Es magnífica su actuación en films como “La gata sobre el tejado de zinc”, donde aparecía casi todo el tiempo en combinación, de satén blanco. O en “El árbol de la vida”, con Monty Clift, magnífico y atormentado actor, del que sería su mejor amiga hasta el día de su muerte. Fue ésta una época en la que hizo cine de aventuras y grandes dramas de Tennesse Williams.
En su madurez asistimos al surgimiento de una Elizabeth Taylor rotunda y sugestiva, igualmente entusiasta en todo lo que hacía, pero con una fuerza dramática nueva. Pone los pelos de punta verla en “¿Quién teme a Virginia Wolf?”, en la que sostiene una crudísima batalla dialéctica con otro gran actor, el que fuera su marido en dos ocasiones, Richard Burton. La película exhibe sin piedad la relación de amor-odio que vivió realmente con él, pues fueron dos seres con una fuerte personalidad que tan pronto se amaban y deseaban ciegamente como se destruían sin poderlo evitar.
En esta época se sometió en numerosas ocasiones a operaciones de cirugía estética, llegando a rodar una película con una de ellas, en directo, mientras la estaban interviniendo para rejuvenecer su rostro.
También publicó un libro sobre cómo mantener la línea, el otro gran problema con el que siempre luchó, en el que incluía recetas ideadas por ella misma.
Pero con lo que nos quedamos de Liz Taylor es, sobre todo, con su forma de interpretar, su manera de mirar, tan profunda, tan penetrante y tan inquietante a veces, su estilo al moverse, tan felino, el mohín de su boca cuando expresaba sorpresa, desdén o temor, su sonrisa luminosa, la expresión de su cuerpo cuando quería aparecer seductora o sentía la pasión del amor, o cuando se dejaba invadir por la desesperación. Era impresionante.

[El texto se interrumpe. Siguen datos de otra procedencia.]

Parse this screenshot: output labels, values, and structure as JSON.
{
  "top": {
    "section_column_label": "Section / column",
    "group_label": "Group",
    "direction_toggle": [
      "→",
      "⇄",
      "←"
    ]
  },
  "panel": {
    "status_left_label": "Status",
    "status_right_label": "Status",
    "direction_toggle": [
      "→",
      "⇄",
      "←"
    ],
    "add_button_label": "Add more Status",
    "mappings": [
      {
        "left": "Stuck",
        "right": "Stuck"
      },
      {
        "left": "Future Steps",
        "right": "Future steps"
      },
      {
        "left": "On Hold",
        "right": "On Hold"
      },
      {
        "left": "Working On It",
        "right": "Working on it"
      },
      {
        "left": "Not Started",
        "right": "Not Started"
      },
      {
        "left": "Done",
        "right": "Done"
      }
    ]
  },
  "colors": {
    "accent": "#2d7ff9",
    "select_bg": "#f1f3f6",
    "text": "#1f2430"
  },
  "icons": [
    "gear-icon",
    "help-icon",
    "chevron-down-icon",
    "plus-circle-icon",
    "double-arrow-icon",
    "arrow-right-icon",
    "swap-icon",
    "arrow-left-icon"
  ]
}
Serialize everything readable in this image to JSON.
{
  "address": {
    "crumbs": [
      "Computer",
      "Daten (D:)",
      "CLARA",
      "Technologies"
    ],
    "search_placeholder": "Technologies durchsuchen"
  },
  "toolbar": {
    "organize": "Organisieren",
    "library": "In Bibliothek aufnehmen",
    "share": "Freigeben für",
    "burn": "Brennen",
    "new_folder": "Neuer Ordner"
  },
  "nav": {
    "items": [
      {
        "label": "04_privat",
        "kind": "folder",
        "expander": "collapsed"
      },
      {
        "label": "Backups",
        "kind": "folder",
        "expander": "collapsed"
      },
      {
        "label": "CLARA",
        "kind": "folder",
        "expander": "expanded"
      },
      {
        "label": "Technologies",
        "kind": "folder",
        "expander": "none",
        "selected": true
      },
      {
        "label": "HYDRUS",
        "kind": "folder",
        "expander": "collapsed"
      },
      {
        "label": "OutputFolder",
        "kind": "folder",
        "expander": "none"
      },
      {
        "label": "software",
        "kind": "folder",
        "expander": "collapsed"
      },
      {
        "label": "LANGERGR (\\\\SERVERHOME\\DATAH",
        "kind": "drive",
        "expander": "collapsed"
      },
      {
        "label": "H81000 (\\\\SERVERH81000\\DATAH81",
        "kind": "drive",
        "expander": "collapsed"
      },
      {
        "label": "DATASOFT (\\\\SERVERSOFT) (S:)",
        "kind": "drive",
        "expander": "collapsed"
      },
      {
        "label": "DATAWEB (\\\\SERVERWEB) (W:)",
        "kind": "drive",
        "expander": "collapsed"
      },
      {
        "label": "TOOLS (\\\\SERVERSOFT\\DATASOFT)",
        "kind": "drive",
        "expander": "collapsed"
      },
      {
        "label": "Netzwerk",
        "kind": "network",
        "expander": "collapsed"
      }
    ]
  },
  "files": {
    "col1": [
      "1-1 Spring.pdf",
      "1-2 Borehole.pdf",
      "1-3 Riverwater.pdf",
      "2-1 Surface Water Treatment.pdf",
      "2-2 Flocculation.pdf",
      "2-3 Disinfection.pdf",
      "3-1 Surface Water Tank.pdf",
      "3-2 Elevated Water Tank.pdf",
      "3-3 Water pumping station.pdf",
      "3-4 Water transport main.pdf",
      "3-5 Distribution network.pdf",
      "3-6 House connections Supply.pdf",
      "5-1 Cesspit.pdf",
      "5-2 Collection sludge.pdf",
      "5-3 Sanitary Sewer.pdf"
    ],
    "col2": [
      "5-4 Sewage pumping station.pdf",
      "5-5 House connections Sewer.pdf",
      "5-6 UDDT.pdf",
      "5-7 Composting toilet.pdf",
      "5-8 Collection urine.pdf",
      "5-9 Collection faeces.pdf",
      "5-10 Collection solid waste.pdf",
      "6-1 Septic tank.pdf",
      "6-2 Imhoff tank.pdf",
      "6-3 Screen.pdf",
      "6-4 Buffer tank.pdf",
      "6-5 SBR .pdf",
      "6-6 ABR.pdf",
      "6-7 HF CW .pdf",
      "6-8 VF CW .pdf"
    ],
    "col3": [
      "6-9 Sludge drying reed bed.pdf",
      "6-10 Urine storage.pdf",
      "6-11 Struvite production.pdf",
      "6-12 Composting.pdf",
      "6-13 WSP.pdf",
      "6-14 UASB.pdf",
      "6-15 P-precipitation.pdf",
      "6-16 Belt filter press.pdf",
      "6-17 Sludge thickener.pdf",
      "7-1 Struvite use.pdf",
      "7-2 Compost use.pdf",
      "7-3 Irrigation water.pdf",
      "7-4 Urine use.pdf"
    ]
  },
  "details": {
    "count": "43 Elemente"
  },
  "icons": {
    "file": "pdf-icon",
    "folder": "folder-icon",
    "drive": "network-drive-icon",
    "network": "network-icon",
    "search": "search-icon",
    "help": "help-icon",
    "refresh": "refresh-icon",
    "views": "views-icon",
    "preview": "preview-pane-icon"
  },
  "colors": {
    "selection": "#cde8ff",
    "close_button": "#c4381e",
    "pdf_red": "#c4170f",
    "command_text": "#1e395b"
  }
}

Con los años Liz Taylor fue espaciando sus apariciones cinematográficas. Ella nunca gozó de buena salud, y los múltiples achaques que venía arrastrando desde su niñez se le acumularon en la vejez. A parte de sus constantes problemas de espalda, que no dejaban de atormentarla desde que sufrió una aparatosa caída mientras montaba a caballo, pasó ya siendo mayor por un tumor cerebral del que, como en el resto de sus dolencias, se recuperó milagrosamente. Pero nunca se le notó, sufría sus dolores en solitario, nunca quiso despertar compasión ni ser una carga para nadie. Su carácter y su gran personalidad la hicieron superar todos los obstáculos con un optimismo y un amor a la vida sin precedentes.
Ahora la vemos en su silla de ruedas, asistiendo a fiestas y a conmemoraciones vestida como siempre con sus mejores galas, cubierta por espectaculares abrigos de piel y con joyas de valor incalculable. Ni la edad ni las enfermedades han conseguido cambiar su forma de vivir, sigue disfrutando de las cosas como siempre lo ha hecho.
Su fortuna es tan grande como el número de maridos que ha coleccionado, pues para ella el matrimonio era, más que nada, una forma de sellar el amor. Nadie le ha regalado nunca nada, todo lo que tiene se lo ha ganado con muchos años de esfuerzo y trabajo. Además posee una gran familia, entre hijos propios y adoptados, a la que ha procurado mantener al margen de la curiosidad pública siempre que le ha sido posible.
Contra todo pronóstico, Elizabeth Taylor ha sobrevivido a todo, a problemas de salud, a escándalos amorosos (nunca le importó lo que pensaran los demás, hacía las cosas con el corazón), al paso inexorable de los años, y ahora la tenemos en las portadas de las revistas, luciendo como siempre la mejor de sus sonrisas, con su toque de coquetería femenina que nunca la ha abandonado, y desde allí nos saluda y hace un guiño a la vida, de la que parece seguir esperándolo todo.
Es y será siempre un animal escénico, dulce o salvaje según la ocasión. Me quedo con el final de aquel monólogo suyo en “De repente, el último verano”, recitado tendida de medio lado en una cama, los ojos lánguidos, medio cerrados porque le está haciendo efecto una inyección que le acaban de poner: “Todos somos niños en un gran jardín de infancia, intentando deletrear la palabra DIOS con letras equivocadas”.